Hybrid activation functions for deep neural networks: S3 and S4 -- a novel approach to gradient flow optimization

TL;DR

This paper introduces two hybrid activation functions, S3 and S4, designed to improve gradient flow and training stability in deep neural networks, demonstrating superior performance and convergence across various tasks.

Contribution

The paper presents novel hybrid activation functions S3 and S4 with a smooth transition mechanism, addressing limitations of traditional functions and enhancing deep network training.

Findings

S4 outperforms nine baseline functions in accuracy and MSE.

S4 achieves 97.4% accuracy on MNIST and 96.0% on Iris.

S4 exhibits faster convergence and stable gradients in deep networks.

Abstract

Activation functions are critical components in deep neural networks, directly influencing gradient flow, training stability, and model performance. Traditional functions like ReLU suffer from dead neuron problems, while sigmoid and tanh exhibit vanishing gradient issues.
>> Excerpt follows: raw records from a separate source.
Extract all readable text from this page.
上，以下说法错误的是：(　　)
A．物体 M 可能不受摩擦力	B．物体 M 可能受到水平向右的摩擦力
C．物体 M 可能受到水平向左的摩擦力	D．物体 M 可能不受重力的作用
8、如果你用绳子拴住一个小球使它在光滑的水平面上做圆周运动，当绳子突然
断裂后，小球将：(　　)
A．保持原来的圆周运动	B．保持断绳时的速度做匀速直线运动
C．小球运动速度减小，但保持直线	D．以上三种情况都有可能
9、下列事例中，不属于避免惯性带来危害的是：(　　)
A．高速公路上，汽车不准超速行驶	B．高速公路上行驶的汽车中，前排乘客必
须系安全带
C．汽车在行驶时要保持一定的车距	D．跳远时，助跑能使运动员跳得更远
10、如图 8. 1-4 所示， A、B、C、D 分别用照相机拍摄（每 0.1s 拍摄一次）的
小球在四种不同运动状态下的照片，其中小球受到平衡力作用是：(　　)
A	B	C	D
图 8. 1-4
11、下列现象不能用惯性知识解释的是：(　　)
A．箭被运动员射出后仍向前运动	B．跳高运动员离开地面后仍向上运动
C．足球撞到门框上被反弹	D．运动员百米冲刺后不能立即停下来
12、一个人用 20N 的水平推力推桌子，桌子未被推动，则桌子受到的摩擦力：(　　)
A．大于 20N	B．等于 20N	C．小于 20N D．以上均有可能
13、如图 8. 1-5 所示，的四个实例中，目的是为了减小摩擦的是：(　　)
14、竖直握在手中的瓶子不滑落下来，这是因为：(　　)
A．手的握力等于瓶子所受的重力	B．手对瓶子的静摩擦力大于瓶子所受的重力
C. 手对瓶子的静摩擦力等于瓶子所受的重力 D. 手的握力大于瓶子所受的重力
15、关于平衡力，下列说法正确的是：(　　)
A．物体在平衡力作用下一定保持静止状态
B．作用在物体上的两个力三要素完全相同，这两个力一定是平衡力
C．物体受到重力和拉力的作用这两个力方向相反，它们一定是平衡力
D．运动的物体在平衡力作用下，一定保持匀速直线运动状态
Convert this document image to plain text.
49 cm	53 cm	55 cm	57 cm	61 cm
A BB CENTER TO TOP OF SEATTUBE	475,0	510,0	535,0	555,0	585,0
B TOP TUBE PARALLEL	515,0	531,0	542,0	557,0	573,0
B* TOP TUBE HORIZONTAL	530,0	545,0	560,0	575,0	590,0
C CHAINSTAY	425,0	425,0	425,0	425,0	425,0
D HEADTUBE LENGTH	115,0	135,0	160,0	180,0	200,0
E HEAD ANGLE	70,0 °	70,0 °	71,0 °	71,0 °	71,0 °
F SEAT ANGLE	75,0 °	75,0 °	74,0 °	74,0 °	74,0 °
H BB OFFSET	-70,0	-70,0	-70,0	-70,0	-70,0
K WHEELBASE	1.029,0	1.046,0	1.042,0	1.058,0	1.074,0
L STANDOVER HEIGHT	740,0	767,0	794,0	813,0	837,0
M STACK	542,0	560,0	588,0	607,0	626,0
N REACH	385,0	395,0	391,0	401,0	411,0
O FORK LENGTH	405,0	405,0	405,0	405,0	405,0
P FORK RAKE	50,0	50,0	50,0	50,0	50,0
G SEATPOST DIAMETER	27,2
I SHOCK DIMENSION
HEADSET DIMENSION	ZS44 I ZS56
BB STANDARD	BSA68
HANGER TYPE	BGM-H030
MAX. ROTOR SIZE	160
We introduce two novel hybrid activation functions: S3 (Sigmoid-Softsign) and its improved version S4 (smoothed S3). S3 combines sigmoid for negative inputs with softsign for positive inputs, while S4 employs a smooth transition mechanism controlled by a steepness parameter k. We conducted comprehensive experiments across binary classification, multi-class classification, and regression tasks using three different neural network architectures. S4 demonstrated superior performance compared to nine baseline activation functions, achieving 97.4% accuracy on MNIST, 96.0% on Iris classification, and 18.7 MSE on Boston Housing regression. The function exhibited faster convergence (-19 for ReLU) and maintained stable gradient flow across network depths. Comparative analysis revealed S4's gradient range of [0.24, 0.59] compared to ReLU's 18% dead neurons in deep networks. The S4 activation function addresses key limitations of existing functions through its hybrid design and smooth transition mechanism. The tunable parameter k allows adaptation to different tasks and network depths, making S4 a versatile choice for deep learning applications. These findings suggest that hybrid activation functions represent a promising direction for improving neural network training dynamics.